"The long-term success of the robotics industry depends upon growth in nonautomotive markets," says Robotic Industries Association Executive Vice President, Donald Vincent. And he's right. Recent sales activity may reflect the beginning of a new era in robotics-one in which industrial robots truly break out from their automotive roots and become a fact of life across the industrial landscape.

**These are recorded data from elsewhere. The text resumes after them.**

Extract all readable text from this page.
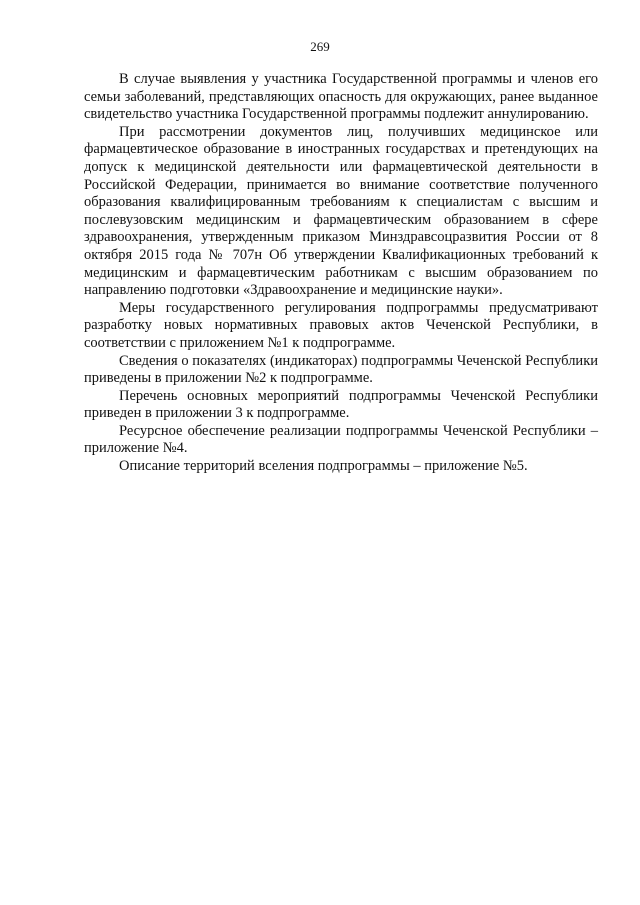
269

В случае выявления у участника Государственной программы и членов его семьи заболеваний, представляющих опасность для окружающих, ранее выданное свидетельство участника Государственной программы подлежит аннулированию.

При рассмотрении документов лиц, получивших медицинское или фармацевтическое образование в иностранных государствах и претендующих на допуск к медицинской деятельности или фармацевтической деятельности в Российской Федерации, принимается во внимание соответствие полученного образования квалифицированным требованиям к специалистам с высшим и послевузовским медицинским и фармацевтическим образованием в сфере здравоохранения, утвержденным приказом Минздравсоцразвития России от 8 октября 2015 года № 707н Об утверждении Квалификационных требований к медицинским и фармацевтическим работникам с высшим образованием по направлению подготовки «Здравоохранение и медицинские науки».

Меры государственного регулирования подпрограммы предусматривают разработку новых нормативных правовых актов Чеченской Республики, в соответствии с приложением №1 к подпрограмме.

Сведения о показателях (индикаторах) подпрограммы Чеченской Республики приведены в приложении №2 к подпрограмме.

Перечень основных мероприятий подпрограммы Чеченской Республики приведен в приложении 3 к подпрограмме.

Ресурсное обеспечение реализации подпрограммы Чеченской Республики – приложение №4.

Описание территорий вселения подпрограммы – приложение №5.
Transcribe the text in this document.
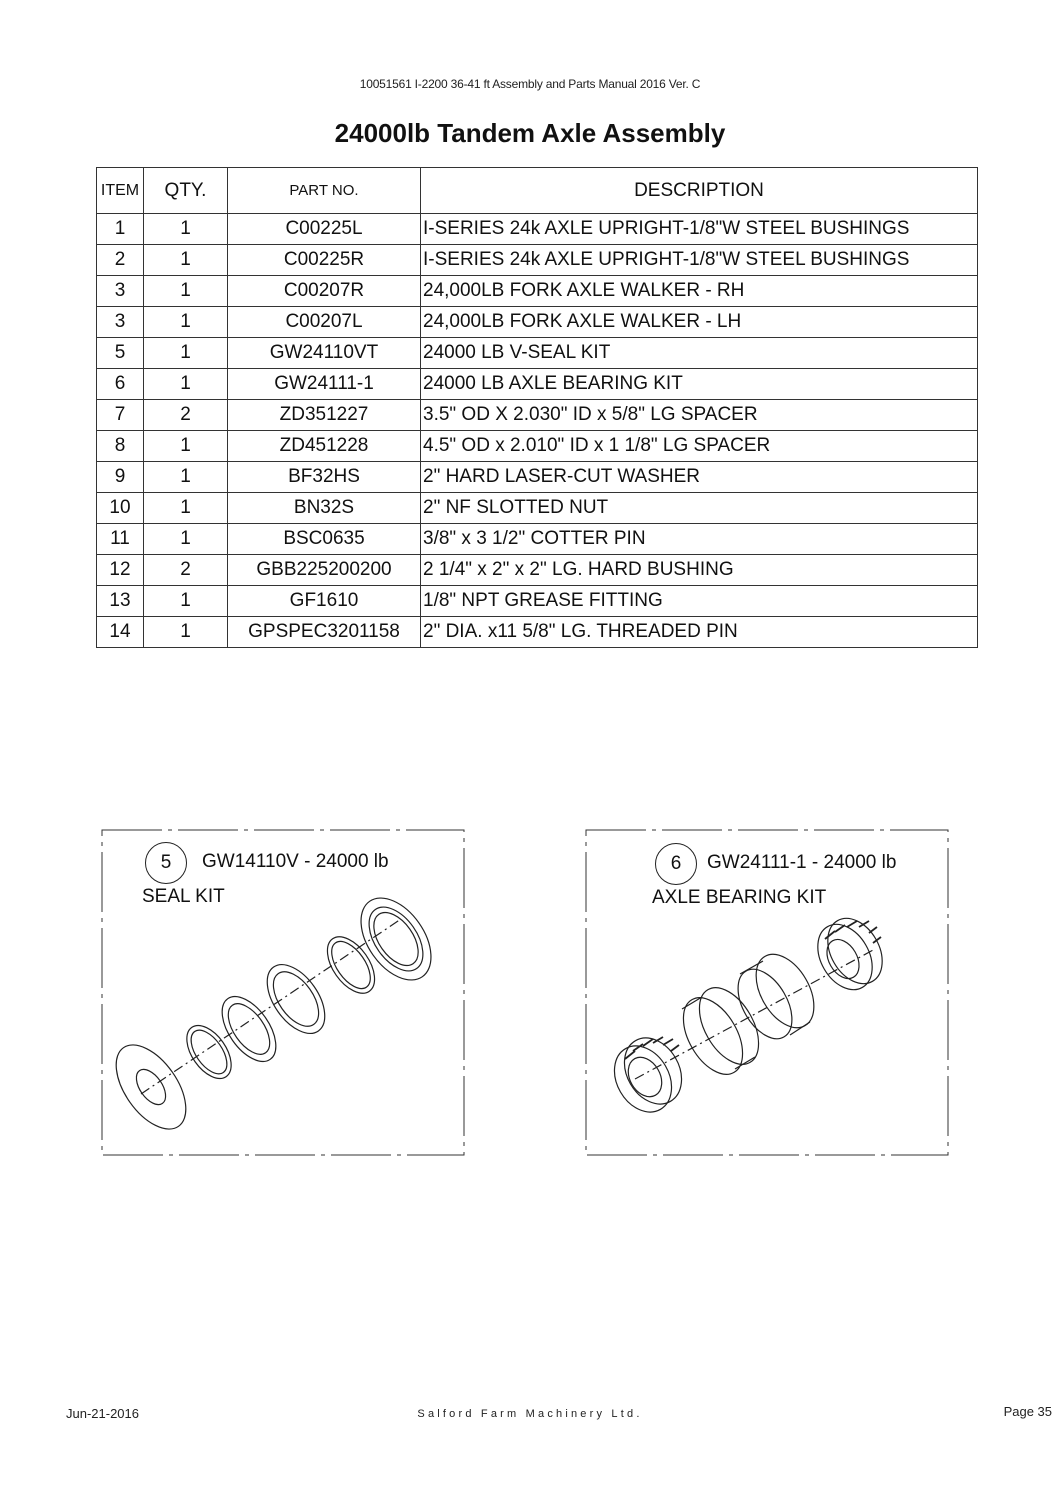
10051561 I-2200 36-41 ft Assembly and Parts Manual 2016 Ver. C
24000lb Tandem Axle Assembly
ITEM	QTY.	PART NO.	DESCRIPTION
1	1	C00225L	I-SERIES 24k AXLE UPRIGHT-1/8"W STEEL BUSHINGS
2	1	C00225R	I-SERIES 24k AXLE UPRIGHT-1/8"W STEEL BUSHINGS
3	1	C00207R	24,000LB FORK AXLE WALKER - RH
3	1	C00207L	24,000LB FORK AXLE WALKER - LH
5	1	GW24110VT	24000 LB V-SEAL KIT
6	1	GW24111-1	24000 LB AXLE BEARING KIT
7	2	ZD351227	3.5" OD X 2.030" ID x 5/8" LG SPACER
8	1	ZD451228	4.5" OD x 2.010" ID x 1 1/8" LG SPACER
9	1	BF32HS	2" HARD LASER-CUT WASHER
10	1	BN32S	2" NF SLOTTED NUT
11	1	BSC0635	3/8" x 3 1/2" COTTER PIN
12	2	GBB225200200	2 1/4" x 2" x 2" LG. HARD BUSHING
13	1	GF1610	1/8" NPT GREASE FITTING
14	1	GPSPEC3201158	2" DIA. x11 5/8" LG. THREADED PIN
5	GW14110V - 24000 lb
SEAL KIT
6	GW24111-1 - 24000 lb
AXLE BEARING KIT
Jun-21-2016	Salford Farm Machinery Ltd.	Page 35
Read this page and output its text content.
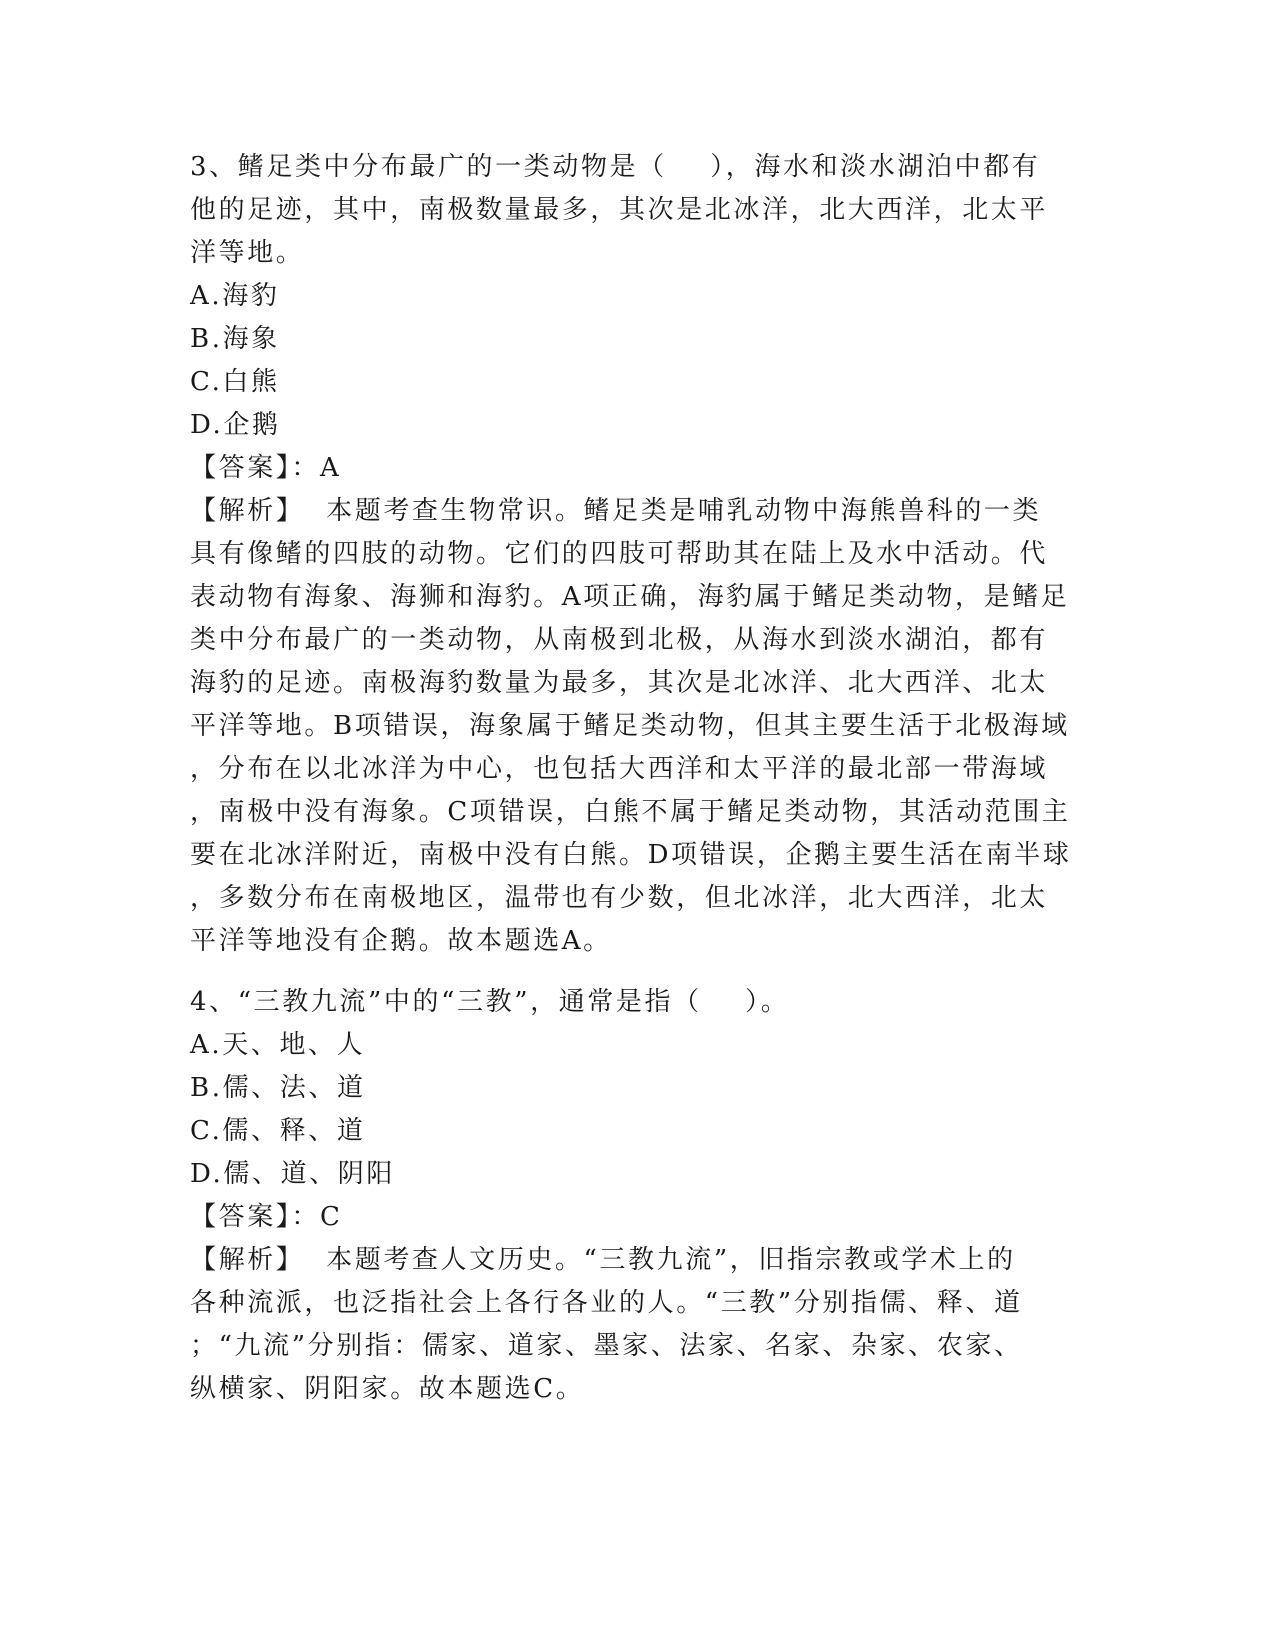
3、鳍足类中分布最广的一类动物是（    ），海水和淡水湖泊中都有
他的足迹，其中，南极数量最多，其次是北冰洋，北大西洋，北太平
洋等地。
A.海豹
B.海象
C.白熊
D.企鹅
【答案】：A
【解析】  本题考查生物常识。鳍足类是哺乳动物中海熊兽科的一类
具有像鳍的四肢的动物。它们的四肢可帮助其在陆上及水中活动。代
表动物有海象、海狮和海豹。A项正确，海豹属于鳍足类动物，是鳍足
类中分布最广的一类动物，从南极到北极，从海水到淡水湖泊，都有
海豹的足迹。南极海豹数量为最多，其次是北冰洋、北大西洋、北太
平洋等地。B项错误，海象属于鳍足类动物，但其主要生活于北极海域
，分布在以北冰洋为中心，也包括大西洋和太平洋的最北部一带海域
，南极中没有海象。C项错误，白熊不属于鳍足类动物，其活动范围主
要在北冰洋附近，南极中没有白熊。D项错误，企鹅主要生活在南半球
，多数分布在南极地区，温带也有少数，但北冰洋，北大西洋，北太
平洋等地没有企鹅。故本题选A。
4、“三教九流”中的“三教”，通常是指（    ）。
A.天、地、人
B.儒、法、道
C.儒、释、道
D.儒、道、阴阳
【答案】：C
【解析】  本题考查人文历史。“三教九流”，旧指宗教或学术上的
各种流派，也泛指社会上各行各业的人。“三教”分别指儒、释、道
；“九流”分别指：儒家、道家、墨家、法家、名家、杂家、农家、
纵横家、阴阳家。故本题选C。
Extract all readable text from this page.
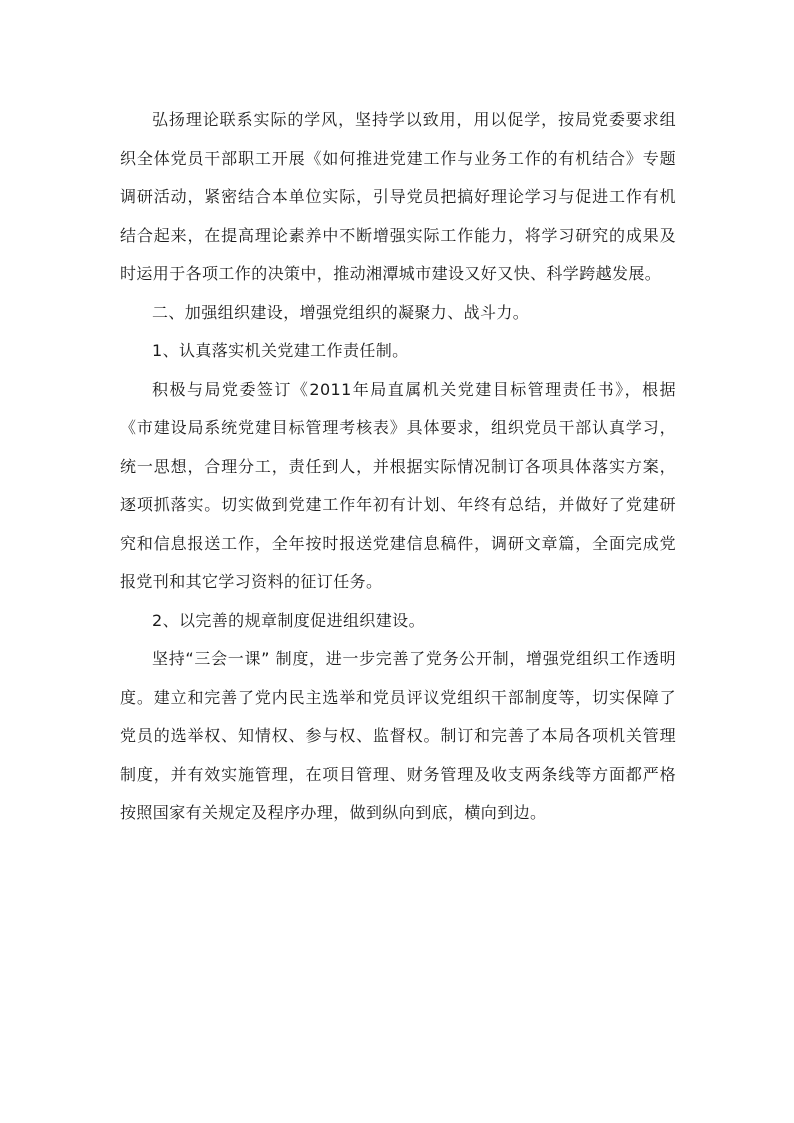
弘扬理论联系实际的学风，坚持学以致用，用以促学，按局党委要求组织全体党员干部职工开展《如何推进党建工作与业务工作的有机结合》专题调研活动，紧密结合本单位实际，引导党员把搞好理论学习与促进工作有机结合起来，在提高理论素养中不断增强实际工作能力，将学习研究的成果及时运用于各项工作的决策中，推动湘潭城市建设又好又快、科学跨越发展。

二、加强组织建设，增强党组织的凝聚力、战斗力。

1、认真落实机关党建工作责任制。

积极与局党委签订《2011年局直属机关党建目标管理责任书》，根据《市建设局系统党建目标管理考核表》具体要求，组织党员干部认真学习，统一思想，合理分工，责任到人，并根据实际情况制订各项具体落实方案，逐项抓落实。切实做到党建工作年初有计划、年终有总结，并做好了党建研究和信息报送工作，全年按时报送党建信息稿件，调研文章篇，全面完成党报党刊和其它学习资料的征订任务。

2、以完善的规章制度促进组织建设。

坚持“三会一课” 制度，进一步完善了党务公开制，增强党组织工作透明度。建立和完善了党内民主选举和党员评议党组织干部制度等，切实保障了党员的选举权、知情权、参与权、监督权。制订和完善了本局各项机关管理制度，并有效实施管理，在项目管理、财务管理及收支两条线等方面都严格按照国家有关规定及程序办理，做到纵向到底，横向到边。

Nowhere is this more apparent that in the area of five- and six-axis robots. Historically, these have been large, expensive, technologically intimidating creatures of the automotive industry, often spot welding car bodies in a shower of sparks.

But, five- and six-axis robots are now being used in a range of industries to perform tasks such as parts feeding and smaller-scale welding. In recent years, the price of six-axis machines-like that of SCARAs and Cartesian robots-has come down dramatically. Equally important, the programming software has become more intuitive and user-friendly. Today, creating a program requires a fraction of the time that it did in the past, making it an option for smaller shops that wouldn't have dreamed of using robots in the past.

A case in point is the eCell, a dual, fixed-table robotic welding cell from Lincoln Electric Co. (Cleveland). The system is affordable enough that it is finding uses in smaller shops that would never have considered using a robot in the past. It is easy enough to program that a 3-day training session is all that's needed before a manufacturer is on his way.

Similarly, contact lens manufacturer Benz Research and Development (Sarasota, FL) uses a number of six-axis machines to load blanks into its automated production cells. The robots are trouble-free and easily adapted to product changes and variable production runs.

Ultimately, the great advantage of five- and six-axis machines is their ability to simulate manual assembly. Unlike Cartesian robots, which have a rectilinear work envelope, or SCARAs, which have a cylindrical work envelope, five- and six-axis robots have a spherical work envelope. A six-axis robot, for example, can reach above, below, around and behind itself. Its wrist can rotate a part or turn it on an angle.

SCARA and Cartesian robots work fine if everything is horizontal or vertical. But, a five- or six-axis robot can approach a workpiece from any angle. This makes them ideal for applications that require complex motions, such as welding, grinding, degating, dispensing, machine tending and picking randomly oriented parts from a bin.

Like SCARA robots, five- and six-axis robots have a small footprint. They can also be mounted to the floor, a table, a wall or the ceiling. A six-axis robot can even be mounted to a linear actuator on the floor or ceiling to provide an extra axis of motion.

In the past, five- or six-axis machines were not as precise as their SCARA or Cartesian cousins. Nor were they as fast. But, that is quickly changing. Smaller six-axis machines now provide repeatability up to ±0.02 millimeter and cycle times of less than a second. Although they have more axes of motion than SCARAs or Cartesians, six-axis robots are no less durable, providing tens of thousands of hours of service.

This is not to say the end is near for SCARAs and Cartesians. Five- and six-axis machines are still more expensive and not quite as fast in high-throughput environments. Nonetheless, as industrial robots continue to make inroads into the world of general manufacturing, their flexibility, affordability and user-friendliness will play a vital role in opening the door to new, innovative uses.